Let me tell you a story. It is, in some ways, a story of bravery. It is also in many ways a story of tragedy, of pointless and irrevocable loss. And above all else, it is a story of hair. My hair, to be more precise and still a little vague. :)
It all started, more or less, Friday. I mean, it really had started long before that, because I’ve had hair for quite some time now. As long as I can remember, really, and likely even longer than that. I have thick, dark, curly, generally unmanageable hair. Which meant, once I’d gathered the strength and endurance to grow it out long, it stayed thick, dark, curly and unmanageable, but all of that somehow worked together to look pretty damn good grown out (if I do say so myself (and I do)).
But anyway, back to Friday. I made a decision Friday. I decided that I needed a haircut. Well, I guess I made that decision quite a while before Friday. I’d really been thinking it since before our camping trip last week, as well. I even mentioned it to a few people, such as my mom, in hopes that she might cut it for me. She’s trained in all those fancy-schmancy hair-cutting arts, you know.
But anyway! Friday, I decided that I was going to get it cut that weekend, and that I wasn’t going to bother my mom about it. She hasn’t been feeling the best lately, and I didn’t see any reason to make her stand on her feet for any longer than her job made necessary, so I decided to bite the bullet and pay for a trim.
Next time, I’ll know to check for live munitions before I bite down. :)
A trim is really all I needed. My hair had grown a bit too long for my tastes as of late, as you can see in this picture here, taken on the trip home from visiting M’ris:
Hair-Raising I (Click for New Window)

Although you can’t see it in that picture, I was starting to get a halo effect from all the smaller hairs floating about my head, which didn’t look particularly nice. And, as you CAN see, my hair was past my shoulders, so it was starting to feel like a nuisance. I could new and interesting things with it, like lean against a wall and pin my head to the wall with my hair, or get hair in my mouth when I was taking a shower.
So, I went through all the old images I had of myself, looking for a length of hair that I’d particularly liked. I settled on the length seen here, taken at the very end of April (as part of a mirror project submission):
Hair-Raising II (Click for New Window)

At that lengh, my hair looked nice, took care of itself, and didn’t get in my way.
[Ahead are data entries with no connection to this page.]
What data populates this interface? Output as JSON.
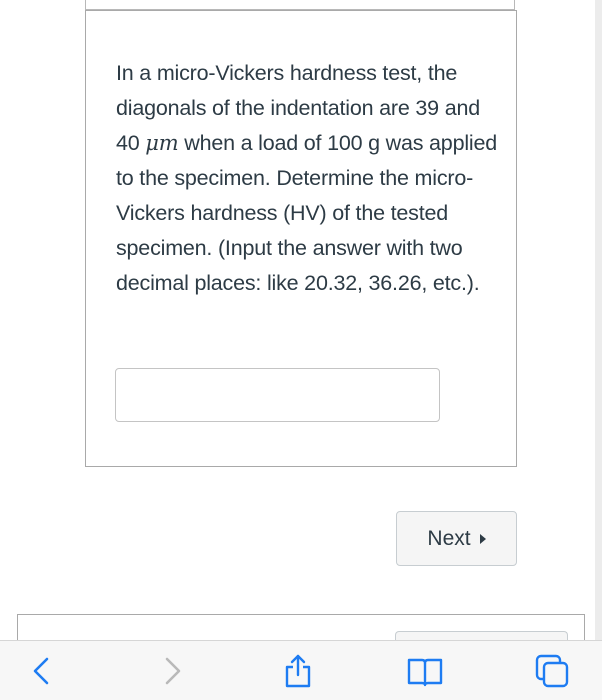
{
  "question": {
    "text_part1": "In a micro-Vickers hardness test, the diagonals of the indentation are 39 and 40 ",
    "unit": "μm",
    "text_part2": " when a load of 100 g was applied to the specimen. Determine the micro-Vickers hardness (HV) of the tested specimen. (Input the answer with two decimal places: like 20.32, 36.26, etc.).",
    "answer_value": "",
    "answer_placeholder": ""
  },
  "navigation": {
    "next_label": "Next",
    "next_icon": "triangle-right-icon"
  },
  "browser_toolbar": {
    "back_icon": "chevron-left-icon",
    "forward_icon": "chevron-right-icon",
    "share_icon": "share-icon",
    "bookmarks_icon": "book-icon",
    "tabs_icon": "tabs-icon",
    "accent_color": "#1e7cf2",
    "disabled_color": "#b9b9b9"
  },
  "colors": {
    "text": "#2d3b45",
    "card_border": "#a9a9a9",
    "button_bg": "#f5f5f5"
  }
}
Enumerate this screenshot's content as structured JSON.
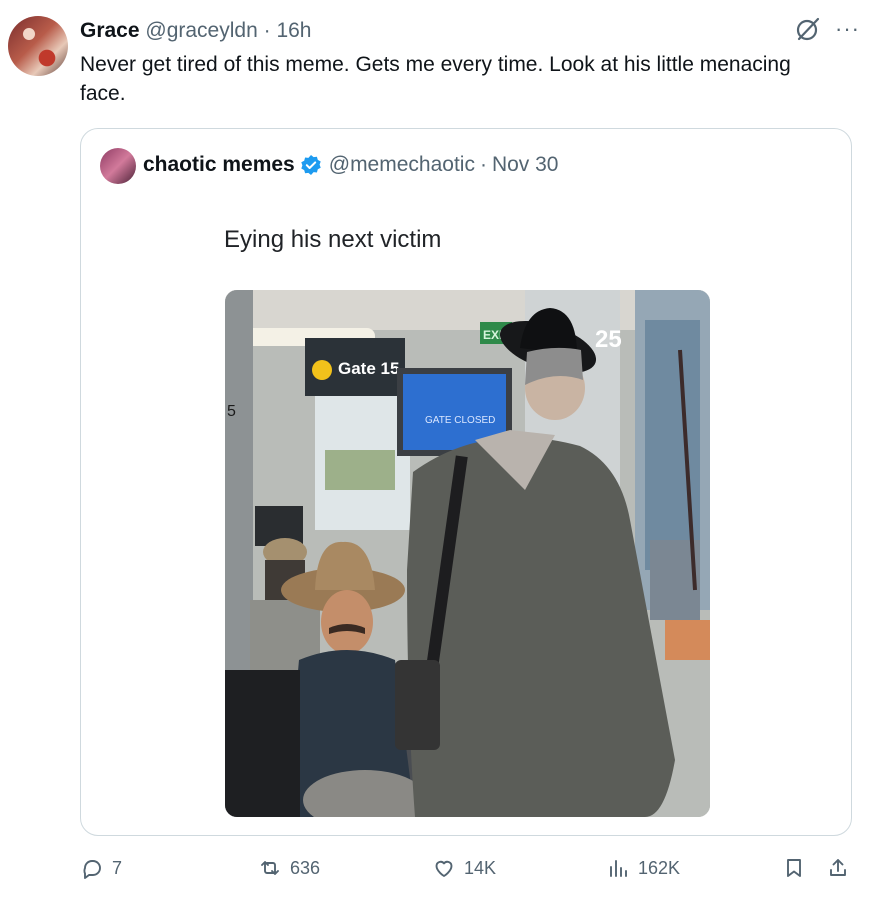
{
  "tweet": {
    "author_name": "Grace",
    "author_handle": "@graceyldn",
    "separator": "·",
    "time": "16h",
    "text": "Never get tired of this meme. Gets me every time. Look at his little menacing face."
  },
  "quote": {
    "author_name": "chaotic memes",
    "author_handle": "@memechaotic",
    "separator": "·",
    "date": "Nov 30",
    "caption": "Eying his next victim",
    "image_text": {
      "gate_sign": "Gate 15",
      "exit_sign": "EXIT",
      "board_status": "GATE CLOSED",
      "pillar_number": "25",
      "left_number": "5"
    }
  },
  "actions": {
    "replies": "7",
    "reposts": "636",
    "likes": "14K",
    "views": "162K"
  },
  "icons": {
    "top_right": [
      "grok-icon",
      "more-icon"
    ],
    "action_bar": [
      "reply-icon",
      "repost-icon",
      "like-icon",
      "views-icon",
      "bookmark-icon",
      "share-icon"
    ]
  },
  "colors": {
    "text": "#0f1419",
    "secondary": "#536471",
    "border": "#cfd9de",
    "verified": "#1d9bf0"
  }
}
It was perfect. So, I printed off that very same image and took it with me to Great Clips. I figured, it couldn’t get any easier than I was making it for the stylist: I wasn’t asking her to make me look like some random movie or music star, I was asking her to make me look like me.
“This is me,” I said, holding the picture up to the hair stylist (if that ~is~ her real title). “This is what I looked like a couple of months ago. I want to look like me again. A couple of inches is all it should take.” She nodded her head.
Silly me, I assumed she was nodding her head in understanding. Now, of course, I understand that she was nodding to the quiet little voices inside her head. You know the ones. They’re the ones who say things like, “Your mother never loved you when you were little,” or “They’re all laughing at you! Are you really just going to stand there with that crowbar and take it from them?,” or “Burn them! Burn them all!” You know the voices, right?
Anyway. She wasn’t nodding in understanding. No way. Couldn’t have been. Because, take a look first at the picture I gave her (the one above), and then, if you’re brave, or if your eyes have already wandered too far, take a look at this picture here:
Hair-Raising III (Click for New Window)

This is what she did to me based on my instructions. Compare the two. Aside from the glasses and the perpetual shadow of facial hair, do you see much in common between the two? Maybe I should have taken off my glasses when she was cutting my hair, to force her to try harder for a match. I asked for two inches off. She took closer to six.
I was a little bit devastated. I’d never understood girls before when they got emotional over haircuts. It’s just hair, right? Of course, I’d never before lost six inches of hair, which had taken me six months to grow, at once. It’s frighteningly traumatic. And also a tad dangerous. When I got out of the shower for the first time (washing the tiny shorn hairs out of the slightly longer hairs, you know), I nearly sprained my neck trying to flick several pounds of wet hair out of my face that wasn’t there anymore. The motion, it seems, had become automatic. :)
What was I to do? My hair was gone! So, I did the only thing I could think of (with a little help from Megan): I made what little hair I had left a bit more interesting to look at.
I’ve only dyed my hair once before this, and that was during some autumn or another when I dyed my hair a few shades darker to compensate for the bleaching the sun had given it the summer before. This time, I decided to go lighter. Quite a bit lighter, actually.
Hair-Raising IV (Click for New Window)

As you can see, Megan and I took a bottle of blond dye (the good, strong stuff), and bleached sections of my hair an interesting shade of blond. No, I don’t like it nearly as much as I liked my hair 48 hours ago. If I had the choice, I’d have my old hair back. But I don’t have that choice, so I might as well have a bit of fun with what hair I’ve got.